Mas uma atitude sobre o tema só foi tomada dez dias depois: uma portaria que proíbe temporariamente a entrada de passageiros vindos não só da Índia, mas também de África do Sul, Reino Unido e Irlanda do Norte, foi publicada no Diário Oficial da União na última sexta-feira (14/05).
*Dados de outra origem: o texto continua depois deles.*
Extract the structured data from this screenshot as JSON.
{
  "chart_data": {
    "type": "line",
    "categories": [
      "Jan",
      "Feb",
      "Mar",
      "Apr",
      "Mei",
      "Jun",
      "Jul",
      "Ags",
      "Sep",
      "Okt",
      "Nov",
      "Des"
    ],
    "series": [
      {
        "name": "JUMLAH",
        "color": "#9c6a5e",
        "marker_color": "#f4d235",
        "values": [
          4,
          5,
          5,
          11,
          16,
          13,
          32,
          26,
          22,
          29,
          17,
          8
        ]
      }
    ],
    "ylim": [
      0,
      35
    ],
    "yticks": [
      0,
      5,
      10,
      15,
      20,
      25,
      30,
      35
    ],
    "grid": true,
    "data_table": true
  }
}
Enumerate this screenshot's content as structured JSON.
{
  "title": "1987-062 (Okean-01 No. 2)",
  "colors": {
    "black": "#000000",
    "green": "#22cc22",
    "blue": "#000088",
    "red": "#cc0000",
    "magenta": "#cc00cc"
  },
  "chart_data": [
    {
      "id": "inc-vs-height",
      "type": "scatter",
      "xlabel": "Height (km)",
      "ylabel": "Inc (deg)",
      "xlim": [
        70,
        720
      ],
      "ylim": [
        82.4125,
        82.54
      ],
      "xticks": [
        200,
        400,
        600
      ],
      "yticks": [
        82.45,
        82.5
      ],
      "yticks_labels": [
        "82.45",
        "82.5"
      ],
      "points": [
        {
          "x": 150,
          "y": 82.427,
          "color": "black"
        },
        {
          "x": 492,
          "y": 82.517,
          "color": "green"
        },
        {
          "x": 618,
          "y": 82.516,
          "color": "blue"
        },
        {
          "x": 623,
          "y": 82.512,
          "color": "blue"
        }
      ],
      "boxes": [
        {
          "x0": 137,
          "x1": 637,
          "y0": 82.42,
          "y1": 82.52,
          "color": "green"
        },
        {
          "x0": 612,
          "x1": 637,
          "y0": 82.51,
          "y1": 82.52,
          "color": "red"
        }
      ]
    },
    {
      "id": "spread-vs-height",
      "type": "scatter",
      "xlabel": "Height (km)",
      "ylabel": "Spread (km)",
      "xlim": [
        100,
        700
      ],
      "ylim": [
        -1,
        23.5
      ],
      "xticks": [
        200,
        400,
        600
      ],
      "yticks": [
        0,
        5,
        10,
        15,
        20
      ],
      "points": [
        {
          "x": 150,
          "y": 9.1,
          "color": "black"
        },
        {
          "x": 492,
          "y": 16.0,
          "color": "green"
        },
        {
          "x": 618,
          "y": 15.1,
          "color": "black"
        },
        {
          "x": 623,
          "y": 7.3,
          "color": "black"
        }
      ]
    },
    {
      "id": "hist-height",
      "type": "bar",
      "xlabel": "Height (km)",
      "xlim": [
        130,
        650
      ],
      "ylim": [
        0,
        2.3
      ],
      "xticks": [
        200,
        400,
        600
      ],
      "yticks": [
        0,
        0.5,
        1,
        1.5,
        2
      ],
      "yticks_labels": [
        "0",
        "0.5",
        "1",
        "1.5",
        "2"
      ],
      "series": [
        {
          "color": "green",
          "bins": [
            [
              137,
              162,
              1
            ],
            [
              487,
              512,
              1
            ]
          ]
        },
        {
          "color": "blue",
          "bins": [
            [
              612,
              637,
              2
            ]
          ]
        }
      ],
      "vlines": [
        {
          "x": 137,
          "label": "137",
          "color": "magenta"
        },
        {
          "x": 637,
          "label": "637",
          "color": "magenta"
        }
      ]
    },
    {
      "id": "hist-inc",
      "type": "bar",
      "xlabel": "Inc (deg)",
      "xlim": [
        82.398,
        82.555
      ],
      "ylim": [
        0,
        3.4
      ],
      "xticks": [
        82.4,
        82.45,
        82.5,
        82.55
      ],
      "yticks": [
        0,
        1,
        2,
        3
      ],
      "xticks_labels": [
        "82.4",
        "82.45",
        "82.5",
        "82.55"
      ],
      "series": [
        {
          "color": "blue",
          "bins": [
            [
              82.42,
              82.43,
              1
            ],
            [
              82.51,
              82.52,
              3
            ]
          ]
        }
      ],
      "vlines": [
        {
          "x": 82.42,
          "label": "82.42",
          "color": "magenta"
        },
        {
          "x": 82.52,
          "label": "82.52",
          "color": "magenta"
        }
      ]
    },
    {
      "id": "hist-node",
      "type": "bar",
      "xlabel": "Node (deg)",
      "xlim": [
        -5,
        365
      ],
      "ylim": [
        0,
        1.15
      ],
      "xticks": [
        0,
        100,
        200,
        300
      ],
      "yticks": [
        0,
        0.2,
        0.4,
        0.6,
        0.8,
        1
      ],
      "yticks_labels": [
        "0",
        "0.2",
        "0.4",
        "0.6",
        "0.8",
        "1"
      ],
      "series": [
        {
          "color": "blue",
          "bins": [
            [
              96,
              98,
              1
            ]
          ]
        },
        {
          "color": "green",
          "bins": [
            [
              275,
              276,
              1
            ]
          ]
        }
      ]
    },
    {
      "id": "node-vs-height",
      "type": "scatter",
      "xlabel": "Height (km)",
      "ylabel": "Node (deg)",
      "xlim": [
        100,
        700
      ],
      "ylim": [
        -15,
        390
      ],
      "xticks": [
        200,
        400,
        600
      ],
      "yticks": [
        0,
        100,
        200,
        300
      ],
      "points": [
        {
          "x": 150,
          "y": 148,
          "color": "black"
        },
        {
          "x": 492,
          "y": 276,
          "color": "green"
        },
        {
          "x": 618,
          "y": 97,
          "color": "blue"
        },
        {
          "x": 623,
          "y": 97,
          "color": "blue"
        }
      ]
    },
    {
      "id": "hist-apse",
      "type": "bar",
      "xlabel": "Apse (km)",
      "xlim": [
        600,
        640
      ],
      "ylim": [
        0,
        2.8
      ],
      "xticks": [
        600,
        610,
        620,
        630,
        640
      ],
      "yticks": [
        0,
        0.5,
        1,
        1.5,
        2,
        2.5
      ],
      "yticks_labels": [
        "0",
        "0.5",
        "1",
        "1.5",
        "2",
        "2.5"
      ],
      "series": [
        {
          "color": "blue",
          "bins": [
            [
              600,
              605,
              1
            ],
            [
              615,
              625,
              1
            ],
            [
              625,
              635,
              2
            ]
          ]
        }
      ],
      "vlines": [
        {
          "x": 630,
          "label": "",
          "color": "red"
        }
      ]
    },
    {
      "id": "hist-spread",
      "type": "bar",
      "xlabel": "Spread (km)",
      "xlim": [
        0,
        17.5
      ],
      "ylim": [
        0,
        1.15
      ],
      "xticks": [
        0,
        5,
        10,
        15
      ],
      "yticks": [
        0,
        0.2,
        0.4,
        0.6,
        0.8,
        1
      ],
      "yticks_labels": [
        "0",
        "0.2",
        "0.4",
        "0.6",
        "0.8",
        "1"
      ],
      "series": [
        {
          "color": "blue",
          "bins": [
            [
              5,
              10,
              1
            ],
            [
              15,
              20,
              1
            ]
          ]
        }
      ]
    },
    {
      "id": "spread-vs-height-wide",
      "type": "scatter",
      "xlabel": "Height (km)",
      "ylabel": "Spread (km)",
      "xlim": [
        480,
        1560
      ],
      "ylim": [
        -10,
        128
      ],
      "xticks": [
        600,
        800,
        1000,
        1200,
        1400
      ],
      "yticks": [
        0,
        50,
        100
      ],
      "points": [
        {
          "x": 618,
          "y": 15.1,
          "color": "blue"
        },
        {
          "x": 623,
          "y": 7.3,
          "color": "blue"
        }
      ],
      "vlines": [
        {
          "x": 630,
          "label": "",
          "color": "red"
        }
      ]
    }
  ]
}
Desde 14 de maio, Brasil restringiu a chegada de voos vindo da Índia e de outros três países (foto: Getty Images)

 

Fonseca, que também é presidente da Sociedade Brasileira de Virologia, entende que a introdução da variante no país é alarmante.

 

"Quando a segunda onda da COVID-19 começa a dar sinais ainda tímidos de diminuição, me preocupa a possibilidade de uma nova linhagem chegar e piorar as coisas novamente", avalia.

 

Para evitar que isso aconteça, o país deveria não apenas cuidar melhor de suas fronteiras, mas também lançar mão de um sistema de vigilância genômica amplo e ágil.

 

Assim, os indivíduos infectados que entrassem por meio de navios e aviões poderiam ser identificados e isolados antes de transmitirem as novas versões do vírus dentro de nossas fronteiras, criando cadeias de transmissão internas.



 

"O clamor é o mesmo desde o início da pandemia: necessitamos de uma coordenação central e de medidas que possam servir de barreira às variantes, como os testes, a quarentena e a diminuição ou o corte de voos de países que estejam com a pandemia descontrolada", reforça Spilki.

Competição feroz

Com a confirmação dos primeiros casos provocados pela B.1.617 no Brasil, uma coisa que ninguém sabe é como ela vai se comportar e competir com as outras variantes que dominam a situação de momento, especialmente a P.1.

 

"A variante detectada na Índia pode chegar ao Brasil e não encontrar espaço para se desenvolver, pois aqui já temos uma linhagem mais adaptada e agressiva", especula Fonseca.

 

Foi isso, aliás, que parece ter acontecido com outras variantes de preocupação, como a B.1.1.7 (Reino Unido) e a B.1.351 (África do Sul): elas até foram detectadas por aqui, mas a participação delas na pandemia é pequena e não evoluiu, ao contrário do que ocorreu em outras nações.



 

Detectada pela primeira vez em Manaus, a P.1 se alastrou para o país inteiro e, em questão de semanas, se tornou a linhagem mais frequente das cadeias de transmissão.

 

"Eu diria que, no momento, a variante encontrada no Amazonas me preocupa muito mais, pois ela é tão ou ainda mais transmissível que a linhagem da Índia", avalia o virologista José Eduardo Levi, da rede de laboratórios de diagnóstico Dasa.

 

"Também fico apreensivo com os 'filhotes' da P.1, que são as variantes que surgiram ou podem surgir a partir dela", acrescenta o especialista, que também é pesquisador do Instituto de Medicina Tropical da Universidade de São Paulo.

 

Em meio a tantas incertezas e projeções, uma coisa é certa: do ponto de vista individual, as medidas de prevenção contra o coronavírus continuam as mesmas, não importa qual a variante de maior circulação.



 

Distanciamento físico, uso de máscaras, lavagem das mãos e cuidados com a circulação do ar pelos ambientes continuam imprescindíveis.

 

Também é essencial tomar a vacina quando chegar a sua vez.

 

"As novas variantes do coronavírus podem até se disseminar mais rápido e enganar uma resposta imune prévia, mas todas as estratégias não farmacológicas de proteção seguem válidas", reforça Fonseca.